I think the first thing to understand about the conservative view is that universally we believe moral law and moral obligations, though they are abstract entities, are real and are objective as opposed to subjective. This is consistent with the view that there is objective reality, and that our intellects allow us to gain access to that reality (contra Kant, et al.). Objective reality exists whether we are here to experience it or not. In other words, there are abstract entities that are transcendent and eternal, which do not change over time. This all leads to the belief in a necessary, eternal being that is not contingent as is our universe, but has always existed. There has always been something and never has there been a time when there was nothing. That something that has always been is the necessary, self-existent being who is the creator of our universe.

So what does this all mean? Essentially that there is a creator who has gifted us with an intelligible universe that faithfully observes mathematical and physical laws, and who has endowed us with the intellect to be able to make sense of these laws so that we can explore and enjoy the earth on which we live and the vastness of the universe. Concomitant with this intellect is free will which can be used for good or evil. Something inside each of use innately knows right from wrong, good from bad, because that is how we were created.

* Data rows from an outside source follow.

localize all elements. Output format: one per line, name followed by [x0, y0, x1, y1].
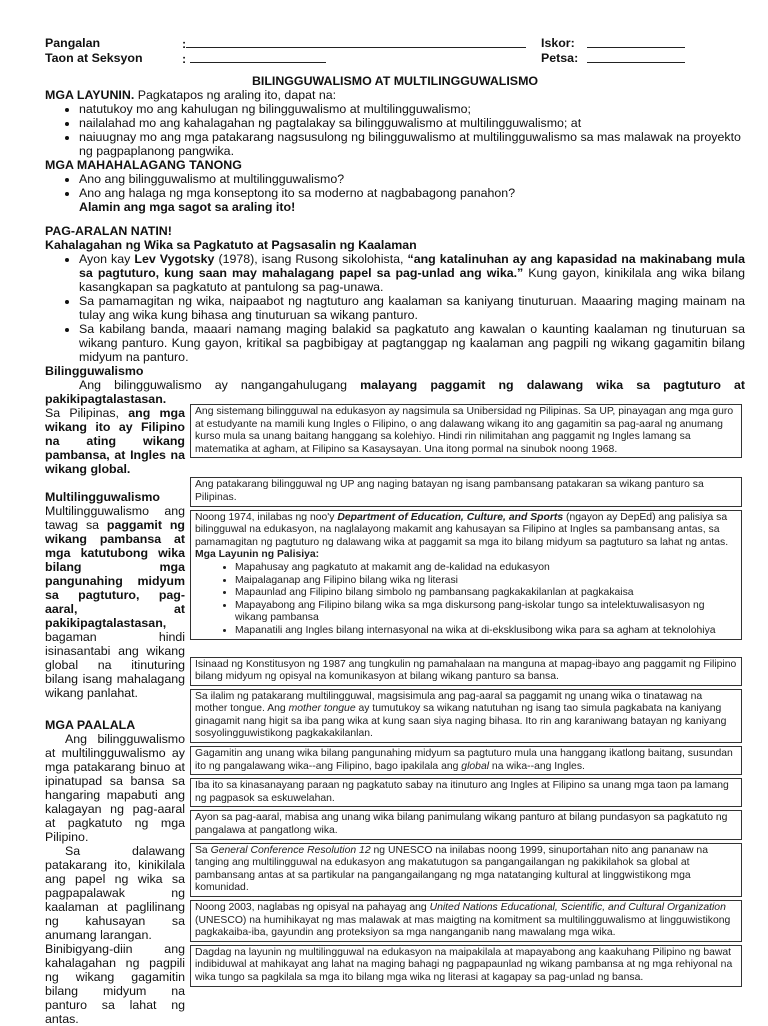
info-box-difference: Iba ito sa kinasanayang paraan ng pagkatuto sabay na itinuturo ang Ingles at Filipino sa unang mga taon pa lamang ng pagpasok sa eskuwelahan. [190, 778, 742, 807]
section-field[interactable]: : [182, 51, 326, 66]
study-point: • Ayon kay Lev Vygotsky (1978), isang Rusong sikolohista, “ang katalinuhan ay ang kapasidad na makinabang mula sa pagtuturo, kung saan may mahalagang papel sa pag-unlad ang wika.” Kung gayon, kinikilala ang wika bilang kasangkapan sa pagkatuto at pantulong sa pag-unawa. [79, 252, 745, 294]
info-box-additional-goal: Dagdag na layunin ng multilingguwal na edukasyon na maipakilala at mapayabong ang kaakuhang Pilipino ng bawat indibiduwal at mahikayat ang lahat na maging bahagi ng pagpapaunlad ng wikang pambansa at ng mga rehiyonal na wika tungo sa pagkilala sa mga ito bilang mga wika ng literasi at kagapay sa pag-unlad ng bansa. [190, 945, 742, 987]
objectives-intro: Pagkatapos ng araling ito, dapat na: [134, 88, 337, 102]
study-point: • Sa pamamagitan ng wika, naipaabot ng nagtuturo ang kaalaman sa kaniyang tinuturuan. Maaaring maging mainam na tulay ang wika kung bihasa ang tinuturuan sa wikang panturo. [79, 294, 745, 322]
question-item: • Ano ang halaga ng mga konseptong ito sa moderno at nagbabagong panahon? [79, 186, 745, 200]
key-questions [45, 158, 745, 214]
reminders-heading: MGA PAALALA [45, 718, 136, 732]
objectives-heading: MGA LAYUNIN. [45, 88, 135, 102]
info-box-research: Ayon sa pag-aaral, mabisa ang unang wika bilang panimulang wikang panturo at bilang pundasyon sa pagkatuto ng pangalawa at pangatlong wika. [190, 810, 742, 839]
reminder-paragraph: Sa dalawang patakarang ito, kinikilala ang papel ng wika sa pagpapalawak ng kaalaman at paglilinang ng kahusayan sa anumang larangan. [45, 844, 185, 942]
study-heading: PAG-ARALAN NATIN! [45, 224, 172, 238]
info-box-unesco-2003: Noong 2003, naglabas ng opisyal na pahayag ang United Nations Educational, Scientific, and Cultural Organization (UNESCO) na humihikayat ng mas malawak at mas maigting na komitment sa multilingguwalismo at lingguwistikong pagkakaiba-iba, gayundin ang proteksiyon sa mga nanganganib nang mawalang mga wika. [190, 900, 742, 942]
policy-goal: • Mapanatili ang Ingles bilang internasyonal na wika at di-eksklusibong wika para sa agham at teknolohiya [235, 625, 737, 638]
date-label: Petsa: [541, 51, 579, 65]
reminder-paragraph: Ang bilingguwalismo at multilingguwalismo ay mga patakarang binuo at ipinatupad sa bansa sa hangaring mapabuti ang kalagayan ng pag-aaral at pagkatuto ng mga Pilipino. [45, 732, 185, 844]
study-point: • Sa kabilang banda, maaari namang maging balakid sa pagkatuto ang kawalan o kaunting kaalaman ng tinuturuan sa wikang panturo. Kung gayon, kritikal sa pagbibigay at pagtanggap ng kaalaman ang pagpili ng wikang gagamitin bilang midyum na panturo. [79, 322, 745, 364]
page-title: BILINGGUWALISMO AT MULTILINGGUWALISMO [251, 74, 539, 88]
info-box-mother-tongue: Sa ilalim ng patakarang multilingguwal, magsisimula ang pag-aaral sa paggamit ng unang wika o tinatawag na mother tongue. Ang mother tongue ay tumutukoy sa wikang natutuhan ng isang tao simula pagkabata na kaniyang ginagamit nang higit sa iba pang wika at kung saan siya naging bihasa. Ito rin ang karaniwang batayan ng kaniyang sosyolingguwistikong pagkakakilanlan. [190, 689, 742, 743]
left-column [45, 392, 185, 1026]
multilingual-definition: Multilingguwalismo ang tawag sa paggamit ng wikang pambansa at mga katutubong wika bilang mga pangunahing midyum sa pagtuturo, pag-aaral, at pakikipagtalastasan, bagaman hindi isinasantabi ang wikang global na itinuturing bilang isang mahalagang wikang panlahat. [45, 504, 185, 700]
objectives [45, 88, 745, 158]
objective-item: • natutukoy mo ang kahulugan ng bilingguwalismo at multilingguwalismo; [79, 102, 745, 116]
bilingual-heading: Bilingguwalismo [45, 364, 144, 378]
policy-goals-heading: Mga Layunin ng Palisiya: [195, 549, 320, 561]
info-box-unesco-1999: Sa General Conference Resolution 12 ng UNESCO na inilabas noong 1999, sinuportahan nito ang pananaw na tanging ang multilingguwal na edukasyon ang makatutugon sa pangangailangan ng pakikilahok sa global at pambansang antas at sa partikular na pangangailangang ng mga natatanging kultural at linggwistikong mga komunidad. [190, 843, 742, 897]
policy-goal: • Mapaunlad ang Filipino bilang simbolo ng pambansang pagkakakilanlan at pagkakaisa [235, 587, 737, 600]
info-box-first-language: Gagamitin ang unang wika bilang pangunahing midyum sa pagtuturo mula una hanggang ikatlong baitang, susundan ito ng pangalawang wika--ang Filipino, bago ipakilala ang global na wika--ang Ingles. [190, 746, 742, 775]
info-box-1974-policy: Noong 1974, inilabas ng noo'y Department of Education, Culture, and Sports (ngayon ay DepEd) ang palisiya sa bilingguwal na edukasyon, na naglalayong makamit ang kahusayan sa Filipino at Ingles sa pambansang antas, sa pamamagitan ng pagtuturo ng dalawang wika at paggamit sa mga ito bilang midyum sa pagtuturo sa lahat ng antas. Mga Layunin ng Palisiya: • Mapahusay ang pagkatuto at makamit ang de-kalidad na edukasyon • Maipalaganap ang Filipino bilang wika ng literasi • Mapaunlad ang Filipino bilang simbolo ng pambansang pagkakakilanlan at pagkakaisa • Mapayabong ang Filipino bilang wika sa mga diskursong pang-iskolar tungo sa intelektuwalisasyon ng wikang pambansa • Mapanatili ang Ingles bilang internasyonal na wika at di-eksklusibong wika para sa agham at teknolohiya [190, 510, 742, 640]
info-box-1987-constitution: Isinaad ng Konstitusyon ng 1987 ang tungkulin ng pamahalaan na manguna at mapag-ibayo ang paggamit ng Filipino bilang midyum ng opisyal na komunikasyon at bilang wikang panturo sa bansa. [190, 657, 742, 686]
bilingual-intro: Ang bilingguwalismo ay nangangahulugang malayang paggamit ng dalawang wika sa pagtuturo at pakikipagtalastasan. [45, 378, 745, 406]
objective-item: • naiuugnay mo ang mga patakarang nagsusulong ng bilingguwalismo at multilingguwalismo sa mas malawak na proyekto ng pagpaplanong pangwika. [79, 130, 745, 158]
questions-prompt: Alamin ang mga sagot sa araling ito! [79, 200, 296, 214]
worksheet [45, 36, 745, 1026]
questions-heading: MGA MAHAHALAGANG TANONG [45, 158, 242, 172]
header [45, 36, 745, 66]
study-section [45, 224, 745, 364]
multilingual-heading: Multilingguwalismo [45, 490, 160, 504]
policy-goal: • Mapahusay ang pagkatuto at makamit ang de-kalidad na edukasyon [235, 562, 737, 575]
date-field[interactable] [587, 51, 685, 66]
policy-goal: • Mapayabong ang Filipino bilang wika sa mga diskursong pang-iskolar tungo sa intelektuwalisasyon ng wikang pambansa [235, 600, 737, 625]
info-box-up-bilingual: Ang sistemang bilingguwal na edukasyon ay nagsimula sa Unibersidad ng Pilipinas. Sa UP, pinayagan ang mga guro at estudyante na mamili kung Ingles o Filipino, o ang dalawang wikang ito ang gagamitin sa pag-aaral ng anumang kurso mula sa unang baitang hanggang sa kolehiyo. Hindi rin nilimitahan ang paggamit ng Ingles lamang sa matematika at agham, at Filipino sa Kasaysayan. Una itong pormal na sinubok noong 1968. [190, 404, 742, 458]
section-label: Taon at Seksyon [45, 51, 143, 65]
question-item: • Ano ang bilingguwalismo at multilingguwalismo? [79, 172, 745, 186]
score-field[interactable] [587, 36, 685, 51]
info-box-up-policy: Ang patakarang bilingguwal ng UP ang naging batayan ng isang pambansang patakaran sa wikang panturo sa Pilipinas. [190, 477, 742, 506]
study-subheading: Kahalagahan ng Wika sa Pagkatuto at Pagsasalin ng Kaalaman [45, 238, 417, 252]
bilingual-definition: Sa Pilipinas, ang mga wikang ito ay Filipino na ating wikang pambansa, at Ingles na wikang global. [45, 406, 185, 476]
right-column [190, 404, 742, 990]
score-label: Iskor: [541, 36, 575, 50]
reminder-paragraph: Binibigyang-diin ang kahalagahan ng pagpili ng wikang gagamitin bilang midyum na panturo sa lahat ng antas. [45, 942, 185, 1026]
name-field[interactable]: : [182, 36, 526, 51]
policy-goal: • Maipalaganap ang Filipino bilang wika ng literasi [235, 575, 737, 588]
objective-item: • nailalahad mo ang kahalagahan ng pagtalakay sa bilingguwalismo at multilingguwalismo; at [79, 116, 745, 130]
name-label: Pangalan [45, 36, 101, 50]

The belief in a creator is fundamental to the founding of our Republic, as specified in the Declaration of Independence which holds these truths to be self-evident, that all men are created equal, and that they are endowed by their creator with certain unalienable rights, amongst those being life, liberty, and the pursuit of happiness. Without a creator, there simply is no objective standard on which to base morality, and thus society would be otherwise based on social contracts (a la Rousseau) that may be forced on the minority by the majority. But what is interesting here is that with no objective morality, there is no moral imperative to regulate any type of behavior. That is why I wonder how an atheist would ponder the rightness or wrongness of something stolen from him, because logically, there would be no right and wrong. He would be “justified” only in simply following his instincts to claim his property by either intimidation or physically force if necessary.

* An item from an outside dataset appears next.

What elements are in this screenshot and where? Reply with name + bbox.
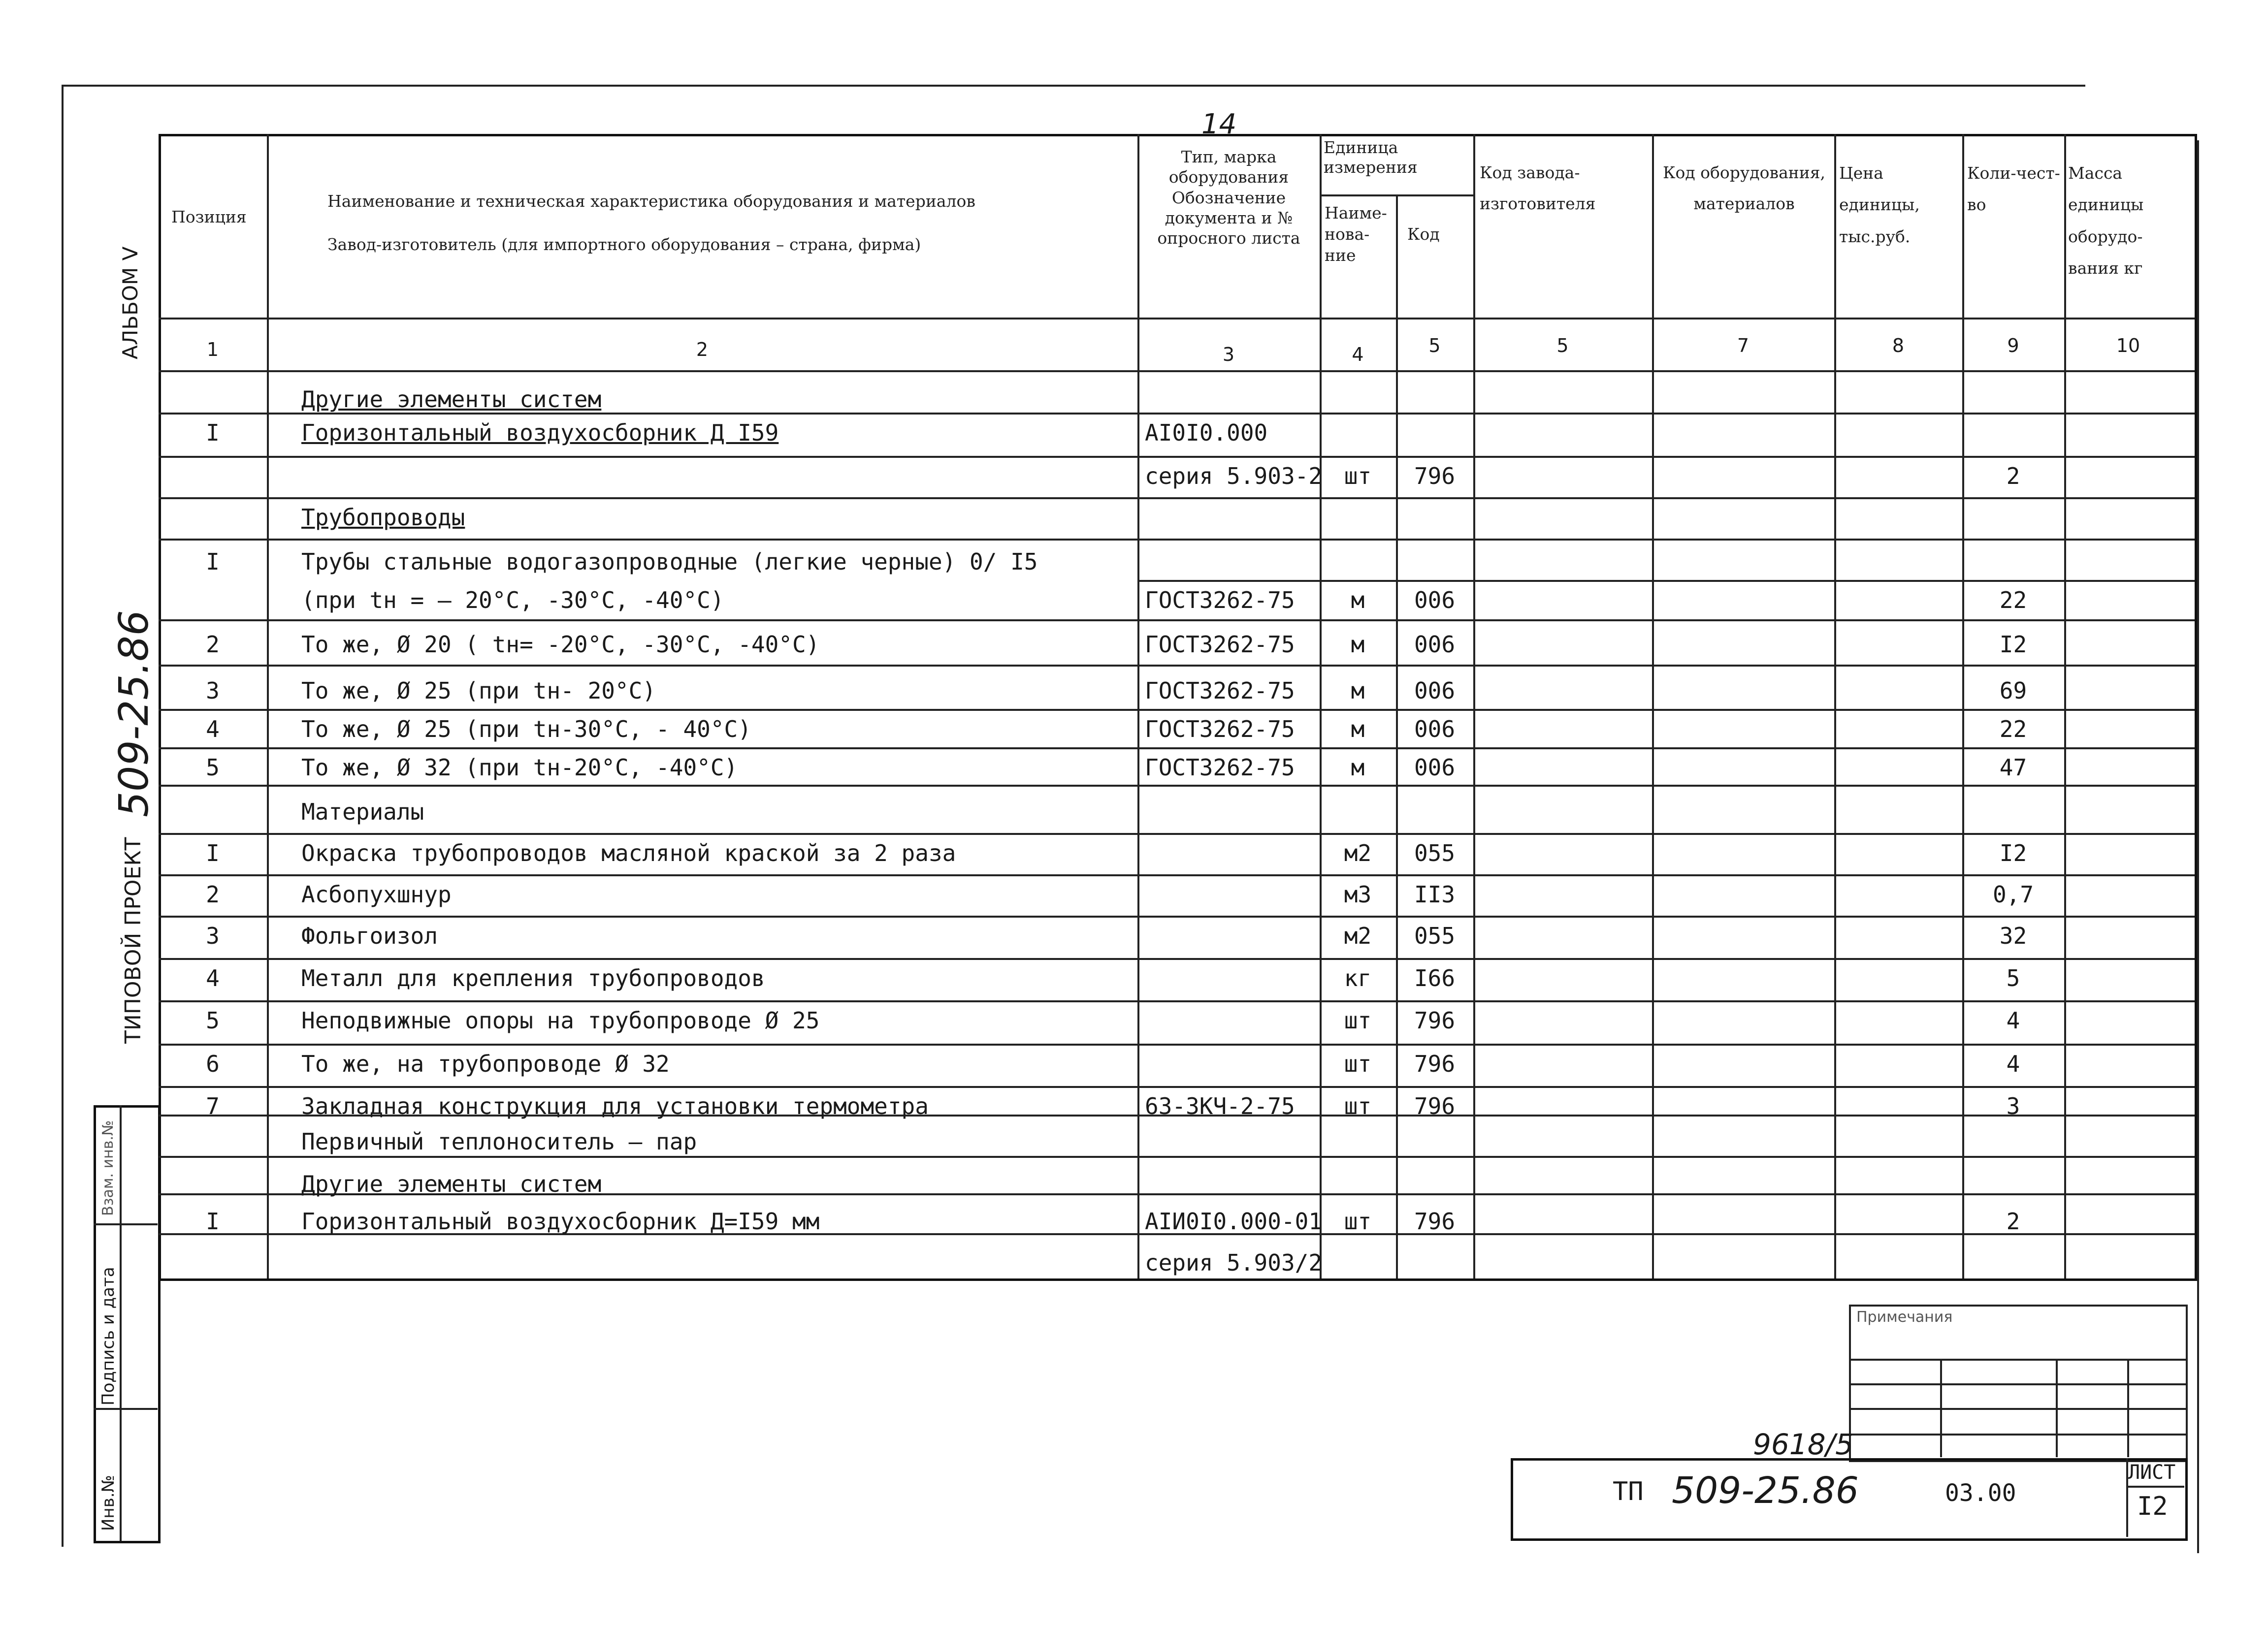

Many liberals are opposed to conservatives because we believe in an objective morality that they say we want to “impose” on them, and that we have no right to do so. But have they stopped to think that they live in a society where morals are enforced on a daily basis by the laws of the land? Every society is imposing morality of some sort on every one of its citizens, so it really is a question of what morals are being enforced, not if they are. Otherwise, if there was no moral code, we would live in a purely Darwinian system of survival of the fittest, just as we see in the animal world. So my assertion is that for those who don’t believe in objective morality, the only thing that would be logically consistent would be to entirely give up all government and all laws in favor of a purely Darwinian system. In actuality, there would be a benefit because natural selection would be able to present itself in full force, winnowing out the weakest amongst us allowing only the fittest to survive. The human race would have upward genetic mobility instead of a genetic code that is deteriorating due to a lack of natural selection daily and hourly scrutinizing who will survive and who won’t. But of course, we have already seen where this type of thinking leads, and since I don’t buy into the Darwinian paradigm as it currently stands anyway, I will leave it there.

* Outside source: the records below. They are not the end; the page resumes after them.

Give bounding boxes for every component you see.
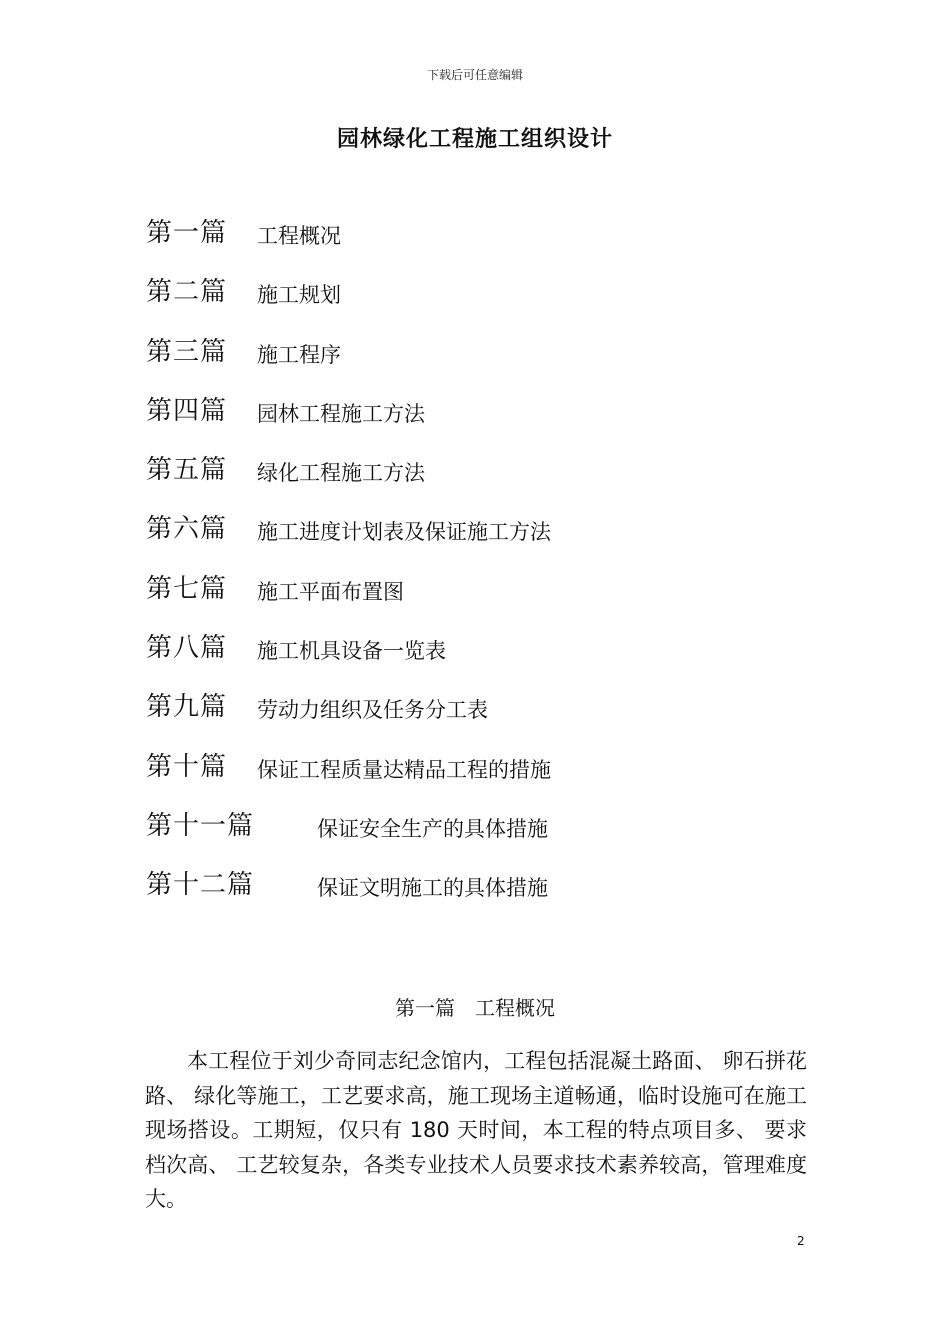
toc-item bbox=[146, 566, 846, 625]
table-of-contents bbox=[146, 210, 846, 922]
page-number: 2 bbox=[797, 1234, 805, 1248]
toc-chapter-number: 第十二篇 bbox=[146, 870, 255, 901]
toc-item bbox=[146, 803, 846, 862]
toc-item bbox=[146, 744, 846, 803]
toc-chapter-number: 第八篇 bbox=[146, 633, 228, 664]
toc-chapter-number: 第二篇 bbox=[146, 277, 228, 308]
toc-chapter-title: 施工程序 bbox=[257, 342, 341, 367]
toc-chapter-title: 施工平面布置图 bbox=[257, 579, 404, 604]
toc-chapter-title: 施工进度计划表及保证施工方法 bbox=[257, 520, 551, 545]
toc-chapter-title: 绿化工程施工方法 bbox=[257, 461, 425, 486]
toc-item bbox=[146, 684, 846, 743]
toc-item bbox=[146, 506, 846, 565]
toc-chapter-title: 劳动力组织及任务分工表 bbox=[257, 698, 488, 723]
toc-chapter-number: 第三篇 bbox=[146, 336, 228, 367]
toc-chapter-number: 第七篇 bbox=[146, 573, 228, 604]
toc-item bbox=[146, 329, 846, 388]
section-heading: 第一篇 工程概况 bbox=[395, 996, 555, 1020]
toc-chapter-number: 第九篇 bbox=[146, 692, 228, 723]
toc-item bbox=[146, 269, 846, 328]
toc-chapter-title: 施工机具设备一览表 bbox=[257, 639, 446, 664]
toc-chapter-number: 第十一篇 bbox=[146, 810, 255, 841]
toc-chapter-title: 保证文明施工的具体措施 bbox=[317, 876, 548, 901]
toc-chapter-title: 施工规划 bbox=[257, 283, 341, 308]
toc-item bbox=[146, 388, 846, 447]
toc-chapter-title: 工程概况 bbox=[257, 224, 341, 248]
body-paragraph: 本工程位于刘少奇同志纪念馆内，工程包括混凝土路面、 卵石拼花路、 绿化等施工，工艺要求高，施工现场主道畅通，临时设施可在施工现场搭设。工期短，仅只有 180 天时间，本工程的特点项目多、 要求档次高、 工艺较复杂，各类专业技术人员要求技术素养较高，管理难度大。 bbox=[145, 1049, 807, 1211]
toc-chapter-number: 第一篇 bbox=[146, 218, 228, 248]
toc-item bbox=[146, 447, 846, 506]
toc-chapter-number: 第五篇 bbox=[146, 455, 228, 486]
toc-chapter-title: 保证安全生产的具体措施 bbox=[317, 816, 548, 841]
header-note: 下载后可任意编辑 bbox=[426, 68, 523, 82]
toc-chapter-number: 第四篇 bbox=[146, 395, 228, 426]
toc-item bbox=[146, 862, 846, 921]
document-title: 园林绿化工程施工组织设计 bbox=[336, 127, 613, 152]
toc-chapter-number: 第六篇 bbox=[146, 514, 228, 545]
toc-chapter-title: 保证工程质量达精品工程的措施 bbox=[257, 757, 551, 782]
toc-chapter-title: 园林工程施工方法 bbox=[257, 401, 425, 426]
toc-item bbox=[146, 210, 846, 269]
toc-item bbox=[146, 625, 846, 684]
toc-chapter-number: 第十篇 bbox=[146, 751, 228, 782]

To close out the first of this three part series, what I’m fundamentally trying to establish is something pointed out by Ronald Reagan, which is the gradual fraying of our country’s moral and economic fabric. As we move further and further away from the principles of our country’s founding fathers and the belief in objective morality, we slide further towards socialism, with the expectation that government will solve all of our problems because we can’t solve those problems ourselves through capitalism and free enterprise. Conservatives believe in a society of liberty and freedom, and that foremost among the transcendent values is the individual’s use of his God-given free will. However, it is up to us to use that free will in a manner that best upholds objective moral laws and obligations, knowing that we are fallen and that we will always be at war with the evil in each of our hearts.